Wednesday, November 26, 2008

select count(*) as omg_wtf from postgres;

This morning I discovered something that made me want to jump up on my desk and drop the f-bomb in my office with heart and soul. It was as though I'd just been sucker punched by a circus midget then fisted by his exceptionally well trained elephant as I doubled over in pain.

Let me tell you a story.

Once upon a time this morning, I was trying to figure out why the fuck one of our servers had gone postal and exploded, leaving behind a stinking cloud of piss mist and gaseous fecal matter yet again.

Trawling through the logs of one of the web apps on the machine, I found a bunch of requests that had each taken 15 seconds to complete. After some investigation, I found that these requests were all doing a "select count(*) ..." from a table with millions of rows. OMG. So I fired up a postgres client and did an explain for the same query, and it told me it was doing a sequential fucking scan to find the count!

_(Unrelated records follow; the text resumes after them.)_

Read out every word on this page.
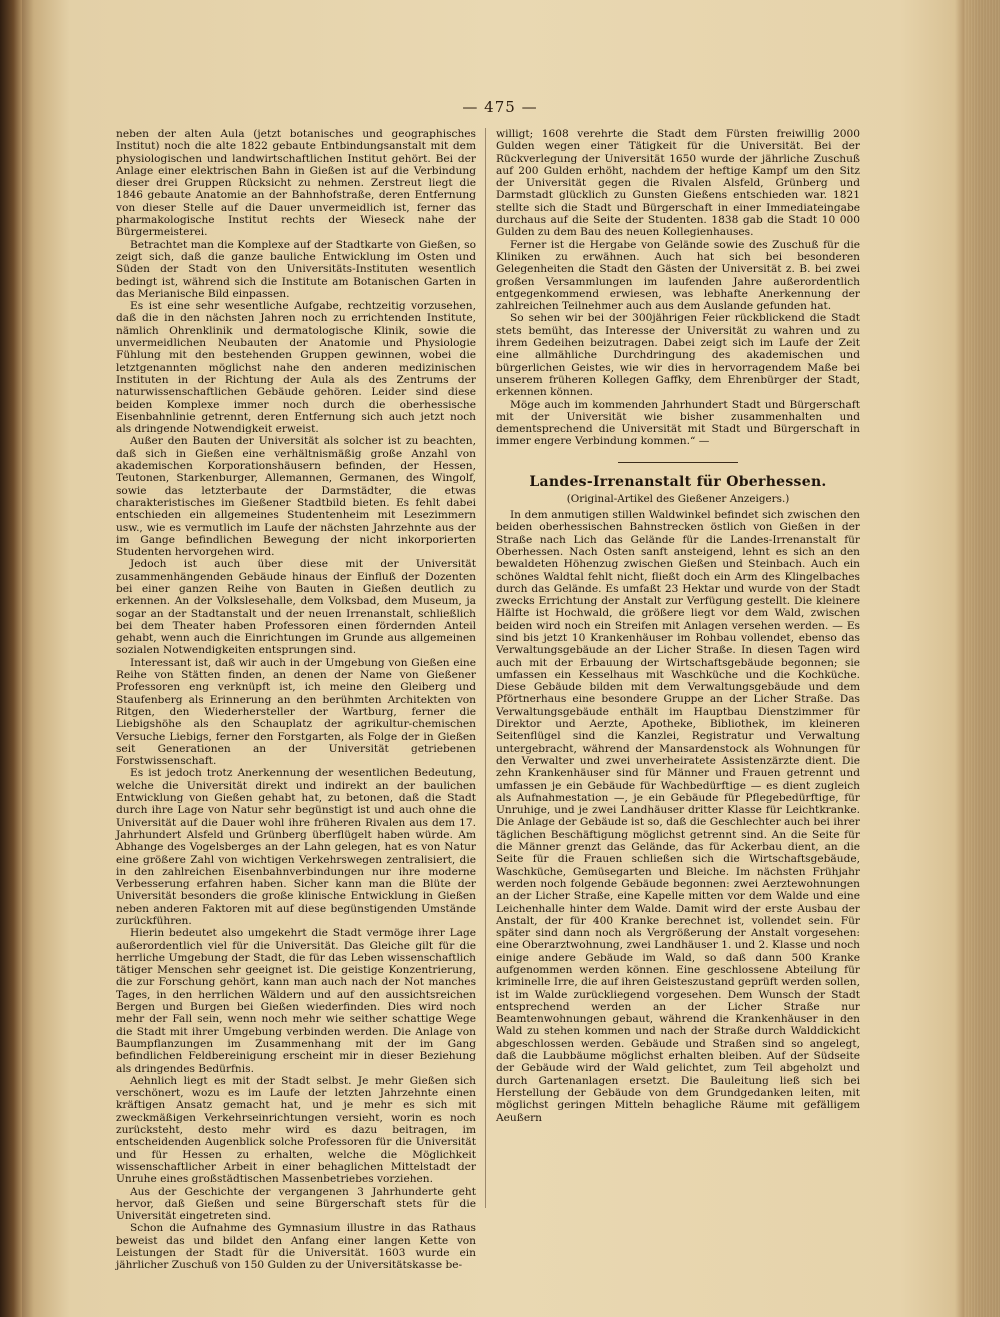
— 475 —

neben der alten Aula (jetzt botanisches und geographisches Institut) noch die alte 1822 gebaute Entbindungsanstalt mit dem physiologischen und landwirtschaftlichen Institut gehört. Bei der Anlage einer elektrischen Bahn in Gießen ist auf die Verbindung dieser drei Gruppen Rücksicht zu nehmen. Zerstreut liegt die 1846 gebaute Anatomie an der Bahnhofstraße, deren Entfernung von dieser Stelle auf die Dauer unvermeidlich ist, ferner das pharmakologische Institut rechts der Wieseck nahe der Bürgermeisterei.

Betrachtet man die Komplexe auf der Stadtkarte von Gießen, so zeigt sich, daß die ganze bauliche Entwicklung im Osten und Süden der Stadt von den Universitäts-Instituten wesentlich bedingt ist, während sich die Institute am Botanischen Garten in das Merianische Bild einpassen.

Es ist eine sehr wesentliche Aufgabe, rechtzeitig vorzusehen, daß die in den nächsten Jahren noch zu errichtenden Institute, nämlich Ohrenklinik und dermatologische Klinik, sowie die unvermeidlichen Neubauten der Anatomie und Physiologie Fühlung mit den bestehenden Gruppen gewinnen, wobei die letztgenannten möglichst nahe den anderen medizinischen Instituten in der Richtung der Aula als des Zentrums der naturwissenschaftlichen Gebäude gehören. Leider sind diese beiden Komplexe immer noch durch die oberhessische Eisenbahnlinie getrennt, deren Entfernung sich auch jetzt noch als dringende Notwendigkeit erweist.

Außer den Bauten der Universität als solcher ist zu beachten, daß sich in Gießen eine verhältnismäßig große Anzahl von akademischen Korporationshäusern befinden, der Hessen, Teutonen, Starkenburger, Allemannen, Germanen, des Wingolf, sowie das letzterbaute der Darmstädter, die etwas charakteristisches im Gießener Stadtbild bieten. Es fehlt dabei entschieden ein allgemeines Studentenheim mit Lesezimmern usw., wie es vermutlich im Laufe der nächsten Jahrzehnte aus der im Gange befindlichen Bewegung der nicht inkorporierten Studenten hervorgehen wird.

Jedoch ist auch über diese mit der Universität zusammenhängenden Gebäude hinaus der Einfluß der Dozenten bei einer ganzen Reihe von Bauten in Gießen deutlich zu erkennen. An der Volkslesehalle, dem Volksbad, dem Museum, ja sogar an der Stadtanstalt und der neuen Irrenanstalt, schließlich bei dem Theater haben Professoren einen fördernden Anteil gehabt, wenn auch die Einrichtungen im Grunde aus allgemeinen sozialen Notwendigkeiten entsprungen sind.

Interessant ist, daß wir auch in der Umgebung von Gießen eine Reihe von Stätten finden, an denen der Name von Gießener Professoren eng verknüpft ist, ich meine den Gleiberg und Staufenberg als Erinnerung an den berühmten Architekten von Ritgen, den Wiederhersteller der Wartburg, ferner die Liebigshöhe als den Schauplatz der agrikultur-chemischen Versuche Liebigs, ferner den Forstgarten, als Folge der in Gießen seit Generationen an der Universität getriebenen Forstwissenschaft.

Es ist jedoch trotz Anerkennung der wesentlichen Bedeutung, welche die Universität direkt und indirekt an der baulichen Entwicklung von Gießen gehabt hat, zu betonen, daß die Stadt durch ihre Lage von Natur sehr begünstigt ist und auch ohne die Universität auf die Dauer wohl ihre früheren Rivalen aus dem 17. Jahrhundert Alsfeld und Grünberg überflügelt haben würde. Am Abhange des Vogelsberges an der Lahn gelegen, hat es von Natur eine größere Zahl von wichtigen Verkehrswegen zentralisiert, die in den zahlreichen Eisenbahnverbindungen nur ihre moderne Verbesserung erfahren haben. Sicher kann man die Blüte der Universität besonders die große klinische Entwicklung in Gießen neben anderen Faktoren mit auf diese begünstigenden Umstände zurückführen.

Hierin bedeutet also umgekehrt die Stadt vermöge ihrer Lage außerordentlich viel für die Universität. Das Gleiche gilt für die herrliche Umgebung der Stadt, die für das Leben wissenschaftlich tätiger Menschen sehr geeignet ist. Die geistige Konzentrierung, die zur Forschung gehört, kann man auch nach der Not manches Tages, in den herrlichen Wäldern und auf den aussichtsreichen Bergen und Burgen bei Gießen wiederfinden. Dies wird noch mehr der Fall sein, wenn noch mehr wie seither schattige Wege die Stadt mit ihrer Umgebung verbinden werden. Die Anlage von Baumpflanzungen im Zusammenhang mit der im Gang befindlichen Feldbereinigung erscheint mir in dieser Beziehung als dringendes Bedürfnis.

Aehnlich liegt es mit der Stadt selbst. Je mehr Gießen sich verschönert, wozu es im Laufe der letzten Jahrzehnte einen kräftigen Ansatz gemacht hat, und je mehr es sich mit zweckmäßigen Verkehrseinrichtungen versieht, worin es noch zurücksteht, desto mehr wird es dazu beitragen, im entscheidenden Augenblick solche Professoren für die Universität und für Hessen zu erhalten, welche die Möglichkeit wissenschaftlicher Arbeit in einer behaglichen Mittelstadt der Unruhe eines großstädtischen Massenbetriebes vorziehen.

Aus der Geschichte der vergangenen 3 Jahrhunderte geht hervor, daß Gießen und seine Bürgerschaft stets für die Universität eingetreten sind.

Schon die Aufnahme des Gymnasium illustre in das Rathaus beweist das und bildet den Anfang einer langen Kette von Leistungen der Stadt für die Universität. 1603 wurde ein jährlicher Zuschuß von 150 Gulden zu der Universitätskasse be-

willigt; 1608 verehrte die Stadt dem Fürsten freiwillig 2000 Gulden wegen einer Tätigkeit für die Universität. Bei der Rückverlegung der Universität 1650 wurde der jährliche Zuschuß auf 200 Gulden erhöht, nachdem der heftige Kampf um den Sitz der Universität gegen die Rivalen Alsfeld, Grünberg und Darmstadt glücklich zu Gunsten Gießens entschieden war. 1821 stellte sich die Stadt und Bürgerschaft in einer Immediateingabe durchaus auf die Seite der Studenten. 1838 gab die Stadt 10 000 Gulden zu dem Bau des neuen Kollegienhauses.

Ferner ist die Hergabe von Gelände sowie des Zuschuß für die Kliniken zu erwähnen. Auch hat sich bei besonderen Gelegenheiten die Stadt den Gästen der Universität z. B. bei zwei großen Versammlungen im laufenden Jahre außerordentlich entgegenkommend erwiesen, was lebhafte Anerkennung der zahlreichen Teilnehmer auch aus dem Auslande gefunden hat.

So sehen wir bei der 300jährigen Feier rückblickend die Stadt stets bemüht, das Interesse der Universität zu wahren und zu ihrem Gedeihen beizutragen. Dabei zeigt sich im Laufe der Zeit eine allmähliche Durchdringung des akademischen und bürgerlichen Geistes, wie wir dies in hervorragendem Maße bei unserem früheren Kollegen Gaffky, dem Ehrenbürger der Stadt, erkennen können.

Möge auch im kommenden Jahrhundert Stadt und Bürgerschaft mit der Universität wie bisher zusammenhalten und dementsprechend die Universität mit Stadt und Bürgerschaft in immer engere Verbindung kommen.“ —

Landes-Irrenanstalt für Oberhessen.
(Original-Artikel des Gießener Anzeigers.)

In dem anmutigen stillen Waldwinkel befindet sich zwischen den beiden oberhessischen Bahnstrecken östlich von Gießen in der Straße nach Lich das Gelände für die Landes-Irrenanstalt für Oberhessen. Nach Osten sanft ansteigend, lehnt es sich an den bewaldeten Höhenzug zwischen Gießen und Steinbach. Auch ein schönes Waldtal fehlt nicht, fließt doch ein Arm des Klingelbaches durch das Gelände. Es umfaßt 23 Hektar und wurde von der Stadt zwecks Errichtung der Anstalt zur Verfügung gestellt. Die kleinere Hälfte ist Hochwald, die größere liegt vor dem Wald, zwischen beiden wird noch ein Streifen mit Anlagen versehen werden. — Es sind bis jetzt 10 Krankenhäuser im Rohbau vollendet, ebenso das Verwaltungsgebäude an der Licher Straße. In diesen Tagen wird auch mit der Erbauung der Wirtschaftsgebäude begonnen; sie umfassen ein Kesselhaus mit Waschküche und die Kochküche. Diese Gebäude bilden mit dem Verwaltungsgebäude und dem Pförtnerhaus eine besondere Gruppe an der Licher Straße. Das Verwaltungsgebäude enthält im Hauptbau Dienstzimmer für Direktor und Aerzte, Apotheke, Bibliothek, im kleineren Seitenflügel sind die Kanzlei, Registratur und Verwaltung untergebracht, während der Mansardenstock als Wohnungen für den Verwalter und zwei unverheiratete Assistenzärzte dient. Die zehn Krankenhäuser sind für Männer und Frauen getrennt und umfassen je ein Gebäude für Wachbedürftige — es dient zugleich als Aufnahmestation —, je ein Gebäude für Pflegebedürftige, für Unruhige, und je zwei Landhäuser dritter Klasse für Leichtkranke. Die Anlage der Gebäude ist so, daß die Geschlechter auch bei ihrer täglichen Beschäftigung möglichst getrennt sind. An die Seite für die Männer grenzt das Gelände, das für Ackerbau dient, an die Seite für die Frauen schließen sich die Wirtschaftsgebäude, Waschküche, Gemüsegarten und Bleiche. Im nächsten Frühjahr werden noch folgende Gebäude begonnen: zwei Aerztewohnungen an der Licher Straße, eine Kapelle mitten vor dem Walde und eine Leichenhalle hinter dem Walde. Damit wird der erste Ausbau der Anstalt, der für 400 Kranke berechnet ist, vollendet sein. Für später sind dann noch als Vergrößerung der Anstalt vorgesehen: eine Oberarztwohnung, zwei Landhäuser 1. und 2. Klasse und noch einige andere Gebäude im Wald, so daß dann 500 Kranke aufgenommen werden können. Eine geschlossene Abteilung für kriminelle Irre, die auf ihren Geisteszustand geprüft werden sollen, ist im Walde zurückliegend vorgesehen. Dem Wunsch der Stadt entsprechend werden an der Licher Straße nur Beamtenwohnungen gebaut, während die Krankenhäuser in den Wald zu stehen kommen und nach der Straße durch Walddickicht abgeschlossen werden. Gebäude und Straßen sind so angelegt, daß die Laubbäume möglichst erhalten bleiben. Auf der Südseite der Gebäude wird der Wald gelichtet, zum Teil abgeholzt und durch Gartenanlagen ersetzt. Die Bauleitung ließ sich bei Herstellung der Gebäude von dem Grundgedanken leiten, mit möglichst geringen Mitteln behagliche Räume mit gefälligem Aeußern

I googled intensely, and what I found made my jaw drop and my tongue roll out like a red carpet: There is no way to optimize count operations in postgresql. Read here for a brief explanation.

OMG thanks postgres! Mind if I rape you?!

Solutions

There are a bunch of work arounds you can find on google, but they all boil down to 2 approaches: cache the count, or guess the count.

So.....

Triggers anyone?!

 1 -- Create foos table
 2 CREATE TABLE foos (
 3   id   SERIAL PRIMARY KEY,
 4   name VARCHAR(255)
 5 );
 6
 7 -- Create table foos_count to hold a single row that contains the number of
 8 -- rows in the foos table
 9 CREATE TABLE foos_count (
10   counter  INTEGER
11 );
12 insert into foos_count values(0);
13
14 -- Increment count function
15 CREATE FUNCTION inc_foo_count() RETURNS trigger AS '
16 BEGIN
17 UPDATE foos_count SET counter = counter + 1;
18 RETURN NEW;
19 END;
20 ' LANGUAGE plpgsql;
21
22 -- add a trigger to increment foos_count.counter when inserting into foos
23 CREATE TRIGGER inc_foo_counter AFTER INSERT ON foos
24   EXECUTE PROCEDURE inc_foo_count();
25
26 -- Decrement count function
27 CREATE FUNCTION dec_foo_count() RETURNS trigger AS '
28 BEGIN
29 UPDATE foos_count SET counter = counter - 1;
30 RETURN NEW;
31 END;
32 ' LANGUAGE plpgsql;
33
34 -- add a trigger to decrement foos_count.counter when inserting into foos
35 CREATE TRIGGER dec_foo_counter AFTER DELETE ON foos
36   EXECUTE PROCEDURE dec_foo_count();

Oh yeah. Nothing like a good trigger to make you feel like you just got probed by a bunch of aliens with a fetish for egg beaters.


How about rules?

 1 -- Create foos table
 2 CREATE TABLE foos (
 3   id   SERIAL PRIMARY KEY,
 4   name VARCHAR(255)
 5 );
 6
 7 -- Create foos_count to hold a single row that contains the number of rows in
 8 -- the foos table
 9 CREATE TABLE foos_count (
10   counter  INTEGER
11 );
12 insert into foos_count values(0);
13
14 -- add a rule to increment foos_count.counter when inserting into foos
15 CREATE RULE inc_foo_count AS ON INSERT TO foos DO ALSO
16     UPDATE foos_count set counter = counter + 1;
17
18 -- add a rule to decrement foos_count.counter when inserting into foos
19 CREATE RULE dec_foo_count AS ON DELETE TO foos DO ALSO
20     UPDATE foos_count set counter = counter - 1;

Rules don't look all that bad— certainly much nicer than triggers.


You could also obtain an estimate of the count with this:
SELECT reltuples FROM pg_class WHERE oid = 'foos'::regclass::oid;

This will give you the count at the time of the last ANALYSE.

My lists

Ok, so lets take a look at what impact this experience has had on my lists.

Postgres just jumped from my Christmas List over to my Shit List — fuck you postgres, I'm gonna find you, and I'm gonna take my knife, and I'm gonna use your cock for a sheath.

The List Of Things I Should Have Known By Now grew by 1 for select count sucking the scrote.

The List Of Things I Should Have Played With By Now also grew by 1 for rules since this is the first time I've actively investigated them.